Finance: Research, Policy and Anecdotes

My last conference of the year (and even decade) was on Funding Stability and Financial Regulation and organised by ACPR and ANR in Paris. Yet, another financial stability workshop, I thought, but it turned out to include a number of very interesting and policy-relevant papers, some of whom I will mention in the following. I will not discuss my own paper, as I will dedicate a separate blog entry to it next year, when a presentable working paper version will be finally ready.

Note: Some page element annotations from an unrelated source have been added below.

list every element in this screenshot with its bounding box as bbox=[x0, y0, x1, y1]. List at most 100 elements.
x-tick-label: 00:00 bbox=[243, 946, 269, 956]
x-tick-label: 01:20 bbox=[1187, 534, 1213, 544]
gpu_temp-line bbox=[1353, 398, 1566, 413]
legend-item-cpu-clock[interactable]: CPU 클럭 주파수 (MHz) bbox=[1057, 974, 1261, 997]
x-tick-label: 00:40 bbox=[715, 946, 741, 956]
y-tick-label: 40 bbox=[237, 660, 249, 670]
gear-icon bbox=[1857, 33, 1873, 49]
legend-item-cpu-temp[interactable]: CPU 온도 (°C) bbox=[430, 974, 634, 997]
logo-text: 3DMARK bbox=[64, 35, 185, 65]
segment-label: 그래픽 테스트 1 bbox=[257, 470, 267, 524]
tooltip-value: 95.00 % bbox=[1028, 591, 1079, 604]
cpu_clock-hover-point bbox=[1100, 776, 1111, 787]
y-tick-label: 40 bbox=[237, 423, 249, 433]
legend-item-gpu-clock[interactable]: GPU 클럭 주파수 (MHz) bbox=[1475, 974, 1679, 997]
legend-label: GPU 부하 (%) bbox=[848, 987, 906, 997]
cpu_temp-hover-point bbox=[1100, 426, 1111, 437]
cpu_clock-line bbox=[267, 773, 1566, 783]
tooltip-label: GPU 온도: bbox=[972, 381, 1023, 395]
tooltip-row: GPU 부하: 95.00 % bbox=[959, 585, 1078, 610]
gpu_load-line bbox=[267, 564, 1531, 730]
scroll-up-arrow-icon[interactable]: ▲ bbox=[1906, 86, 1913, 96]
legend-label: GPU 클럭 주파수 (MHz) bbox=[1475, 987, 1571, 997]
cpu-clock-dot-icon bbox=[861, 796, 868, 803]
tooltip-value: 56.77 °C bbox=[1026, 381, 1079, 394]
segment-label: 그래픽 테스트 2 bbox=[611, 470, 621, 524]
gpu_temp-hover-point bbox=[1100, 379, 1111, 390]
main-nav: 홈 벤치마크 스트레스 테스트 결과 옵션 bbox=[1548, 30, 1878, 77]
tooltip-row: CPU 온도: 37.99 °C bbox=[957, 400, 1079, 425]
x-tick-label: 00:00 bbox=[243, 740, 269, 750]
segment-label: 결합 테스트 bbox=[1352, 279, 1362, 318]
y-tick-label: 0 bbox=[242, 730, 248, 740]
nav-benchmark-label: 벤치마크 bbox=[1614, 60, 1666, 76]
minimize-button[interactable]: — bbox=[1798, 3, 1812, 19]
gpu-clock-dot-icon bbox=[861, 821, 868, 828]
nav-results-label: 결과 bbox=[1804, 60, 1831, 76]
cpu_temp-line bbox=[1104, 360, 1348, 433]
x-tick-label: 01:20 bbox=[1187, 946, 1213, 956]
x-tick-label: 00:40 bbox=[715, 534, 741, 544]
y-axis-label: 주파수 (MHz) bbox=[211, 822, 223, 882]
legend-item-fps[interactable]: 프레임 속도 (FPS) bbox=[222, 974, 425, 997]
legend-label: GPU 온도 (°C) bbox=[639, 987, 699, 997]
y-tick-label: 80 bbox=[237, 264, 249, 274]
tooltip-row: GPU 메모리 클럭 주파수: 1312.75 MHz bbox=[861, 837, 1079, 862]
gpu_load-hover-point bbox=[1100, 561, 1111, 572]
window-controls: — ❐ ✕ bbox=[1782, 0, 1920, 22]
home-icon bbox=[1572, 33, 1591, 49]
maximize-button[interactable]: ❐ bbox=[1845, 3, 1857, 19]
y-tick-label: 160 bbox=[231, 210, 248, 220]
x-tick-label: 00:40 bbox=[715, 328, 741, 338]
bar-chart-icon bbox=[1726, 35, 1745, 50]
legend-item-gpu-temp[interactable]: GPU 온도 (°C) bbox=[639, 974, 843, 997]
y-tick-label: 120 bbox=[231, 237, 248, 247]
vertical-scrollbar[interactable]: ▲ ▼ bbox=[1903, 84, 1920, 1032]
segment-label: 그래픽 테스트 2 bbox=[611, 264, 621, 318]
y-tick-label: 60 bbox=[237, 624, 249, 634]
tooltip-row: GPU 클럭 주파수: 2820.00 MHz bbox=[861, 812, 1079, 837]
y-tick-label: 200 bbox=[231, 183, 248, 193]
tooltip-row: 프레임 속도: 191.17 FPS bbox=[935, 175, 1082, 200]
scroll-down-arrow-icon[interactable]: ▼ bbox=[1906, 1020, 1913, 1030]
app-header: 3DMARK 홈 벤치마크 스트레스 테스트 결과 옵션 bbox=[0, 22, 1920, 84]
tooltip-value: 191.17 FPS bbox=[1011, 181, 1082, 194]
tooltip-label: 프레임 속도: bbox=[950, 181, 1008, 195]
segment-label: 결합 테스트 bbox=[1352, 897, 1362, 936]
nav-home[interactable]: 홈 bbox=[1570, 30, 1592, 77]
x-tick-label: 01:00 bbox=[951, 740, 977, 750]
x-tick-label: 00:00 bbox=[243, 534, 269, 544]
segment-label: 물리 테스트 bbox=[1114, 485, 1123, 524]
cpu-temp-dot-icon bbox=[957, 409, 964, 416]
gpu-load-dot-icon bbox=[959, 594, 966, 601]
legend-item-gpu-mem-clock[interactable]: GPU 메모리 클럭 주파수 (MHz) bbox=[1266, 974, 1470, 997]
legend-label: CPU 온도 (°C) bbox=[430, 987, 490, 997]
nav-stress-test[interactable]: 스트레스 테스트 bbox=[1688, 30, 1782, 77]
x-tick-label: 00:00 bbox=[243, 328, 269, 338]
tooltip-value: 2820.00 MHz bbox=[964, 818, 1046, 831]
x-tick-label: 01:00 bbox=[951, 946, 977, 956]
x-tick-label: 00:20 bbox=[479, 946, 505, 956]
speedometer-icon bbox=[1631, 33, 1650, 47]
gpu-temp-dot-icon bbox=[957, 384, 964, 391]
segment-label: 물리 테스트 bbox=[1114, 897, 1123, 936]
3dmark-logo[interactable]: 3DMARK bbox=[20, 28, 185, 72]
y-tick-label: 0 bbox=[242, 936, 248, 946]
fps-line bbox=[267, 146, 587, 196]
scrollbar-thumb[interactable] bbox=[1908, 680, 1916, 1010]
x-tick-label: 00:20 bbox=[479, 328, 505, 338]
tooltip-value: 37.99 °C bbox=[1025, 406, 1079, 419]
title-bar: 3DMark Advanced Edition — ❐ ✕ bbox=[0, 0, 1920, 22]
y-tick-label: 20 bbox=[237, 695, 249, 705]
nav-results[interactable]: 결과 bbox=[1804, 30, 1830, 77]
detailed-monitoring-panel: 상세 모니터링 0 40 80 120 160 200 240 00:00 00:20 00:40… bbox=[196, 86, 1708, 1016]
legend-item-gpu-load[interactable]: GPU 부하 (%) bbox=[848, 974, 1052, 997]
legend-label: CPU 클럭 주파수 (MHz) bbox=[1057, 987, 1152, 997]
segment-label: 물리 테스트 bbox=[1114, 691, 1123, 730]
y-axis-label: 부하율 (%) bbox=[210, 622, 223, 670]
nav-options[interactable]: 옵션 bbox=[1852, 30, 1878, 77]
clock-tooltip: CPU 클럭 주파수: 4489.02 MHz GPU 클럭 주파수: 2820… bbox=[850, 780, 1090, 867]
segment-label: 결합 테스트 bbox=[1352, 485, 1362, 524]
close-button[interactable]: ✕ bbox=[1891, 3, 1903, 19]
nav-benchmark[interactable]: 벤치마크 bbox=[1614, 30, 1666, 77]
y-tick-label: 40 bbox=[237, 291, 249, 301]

Helene Rey presented work on Machine Learning and the Financial Crisis. Using a general framework that draws on different crisis prediction models in a type of meta-analysis, it improves on standard crisis prediction models (which typically have a relatively poor out-of-sample prediction power) and is able to predict systemic financial crises 12 quarters ahead in quasi-real time with very high signal to noise ratio.  Melina Papoutsi shows the importance of lending relationship for borrowers that fall in distress. Using data from Greece, she shows that firms that experience an exogenous interruption in their loan officer relationship are less likely to renegotiate their loans and, if they manage to renegotiate, they are given relatively tougher loan terms, compared to firms whose loan officer relationships were not interrupted. Relating this to my own work, yet again, more evidence that personal lending relationships are far from dead. My former colleague Max Bruche presented fascinating work on leveraged loan syndication (a better description would be: junk loan syndication), making a strong case that supervisors better pay more attention to retention risk in this market segment. Neeltje van Horen presented a paper that is effectively an impact evaluation of Basel III on the repo market. Specifically, she shows that the adoption of the leverage ratio (which should have a dampening effect on low-margin business such as repo transactions) had transitory effects on the access to the repo markets by smaller clients. Thibault Libert shows that large borrowers can have an impact on aggregate lending, in work that uses credit registry data from France and builds on an expanding literature that looks at the importance of firm-specific shocks for macro-aggregates. Laura Blattner uses Portuguese credit registry data to show that increased capital requirement can have perverse consequences as affected banks respond by not only cutting lending but also by reallocating credit to distressed firms with underreported loan losses. Finally, Eva Schliephake presented some very interesting theory work on how informed and uninformed depositors interact in bank runs, showing that more information can actually result in a higher likelihood of panic runs.